2025-05-06 22:31:50,768 [DEBUG][_create_connection]: Created new connection using: b0163873bcce48ae9c9558e6a0fee9a5 (async_milvus_client.py:599)


### We want to only retrieve documents from the file uber_2021.pdf.

In [17]:
filters = MetadataFilters(
    filters=[ExactMatchFilter(key="file_name", value="uber_2021.pdf")]
)
query_engine = index.as_query_engine( llm=watsonx_llm,
                                      similarity_top_k=3,  # Retrieve top 3 most similar nodes,
                                      filters=filters)
res = query_engine.query("What difficulties did the author face due to the disease?")

print(res)

 The author faced difficulties such as reduced demand for Mobility offerings, accelerated growth of Delivery offerings, and challenges in managing driver availability and consumer demand due to the COVID-19 pandemic. The author also had to implement measures such as suspending shared rides, implementing "leave at door" delivery options, and asking employees to work remotely to comply with social distancing guidelines. Additionally, the author had to increase investments in driver incentives to improve driver availability. The author was also unable to accurately predict the full impact of COVID-19 on their business due to numerous uncertainties.
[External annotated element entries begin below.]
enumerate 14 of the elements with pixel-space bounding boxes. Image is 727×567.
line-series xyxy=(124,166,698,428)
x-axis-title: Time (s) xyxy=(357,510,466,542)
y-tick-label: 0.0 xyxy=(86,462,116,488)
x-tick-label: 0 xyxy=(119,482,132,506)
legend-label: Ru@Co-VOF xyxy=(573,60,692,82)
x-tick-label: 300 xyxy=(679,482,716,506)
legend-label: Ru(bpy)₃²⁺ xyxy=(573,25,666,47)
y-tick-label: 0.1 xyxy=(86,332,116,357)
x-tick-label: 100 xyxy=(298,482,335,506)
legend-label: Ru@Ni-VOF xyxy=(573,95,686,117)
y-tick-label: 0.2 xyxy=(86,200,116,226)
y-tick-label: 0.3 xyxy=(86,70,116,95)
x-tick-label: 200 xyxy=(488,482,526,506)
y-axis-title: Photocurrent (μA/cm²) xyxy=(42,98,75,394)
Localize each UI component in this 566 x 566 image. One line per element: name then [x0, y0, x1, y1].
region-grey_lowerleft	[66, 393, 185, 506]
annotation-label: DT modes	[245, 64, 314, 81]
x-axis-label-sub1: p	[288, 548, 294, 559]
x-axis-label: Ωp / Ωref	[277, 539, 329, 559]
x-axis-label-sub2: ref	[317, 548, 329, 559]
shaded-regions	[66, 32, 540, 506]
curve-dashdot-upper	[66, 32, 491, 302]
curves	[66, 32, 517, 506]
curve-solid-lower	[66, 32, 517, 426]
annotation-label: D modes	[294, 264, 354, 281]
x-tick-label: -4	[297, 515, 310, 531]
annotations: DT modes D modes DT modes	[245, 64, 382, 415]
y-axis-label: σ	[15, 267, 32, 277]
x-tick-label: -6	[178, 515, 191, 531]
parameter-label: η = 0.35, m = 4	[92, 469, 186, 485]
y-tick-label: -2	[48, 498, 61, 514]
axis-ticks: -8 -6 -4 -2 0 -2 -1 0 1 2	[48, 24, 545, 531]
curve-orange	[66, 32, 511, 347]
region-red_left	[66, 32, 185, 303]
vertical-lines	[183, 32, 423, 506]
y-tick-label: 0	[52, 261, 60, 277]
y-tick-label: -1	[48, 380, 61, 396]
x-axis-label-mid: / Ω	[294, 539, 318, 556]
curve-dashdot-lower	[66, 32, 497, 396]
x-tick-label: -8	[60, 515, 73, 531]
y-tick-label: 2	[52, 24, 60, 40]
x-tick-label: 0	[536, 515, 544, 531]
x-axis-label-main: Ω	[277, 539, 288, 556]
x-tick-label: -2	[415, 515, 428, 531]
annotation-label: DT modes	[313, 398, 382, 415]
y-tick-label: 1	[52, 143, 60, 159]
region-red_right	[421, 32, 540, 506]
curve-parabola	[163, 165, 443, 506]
### We get a different result this time when retrieve from the file paul_graham_essay.txt.

In [18]:
filters = MetadataFilters(
    filters=[ExactMatchFilter(key="file_name", value="paul_graham_essay.txt")]
)
query_engine = index.as_query_engine(llm=watsonx_llm,
                                     similarity_top_k=3,  # Retrieve top 3 most similar nodes,
                                     filters=filters)
res = query_engine.query("What difficulties did the author face due to the disease?")

print(res)

 None. The text does not mention the author facing any difficulties due to a disease. It mentions the author facing stress due to Hacker News (HN), but this is not related to a disease. It also mentions a blister from an ill-fitting shoe as a metaphor for the stress caused by HN, but this is not a real disease or health issue.


## Conclusion
Building a RAG system with LlamaIndex, Milvus, and watsonx.ai models provides an elegant solution for creating knowledge-rich AI applications. This architecture separates concerns effectively:
- LlamaIndex handles document processing and query orchestration
-	Milvus efficiently stores and retrieves vector embeddings
-	watsonx.ai provides powerful models for embedding generation and text generation

This separation makes the system modular and maintainable, allowing you to swap components as needed or scale individual parts of the system.
By following the steps outlined in this blog post, you can create a RAG system that provides accurate, contextually relevant responses grounded in your own data. Whether you're building a customer support chatbot, a document analysis tool, or a research assistant, the LlamaIndex-Milvus-watsonx.ai stack offers a robust foundation for your AI application.
As LLM technology continues to evolve, the RAG architecture will remain relevant because it addresses one of the fundamental challenges of AI systems: connecting models to real-world, up-to-date information. By mastering RAG, you're preparing for the future of AI application development.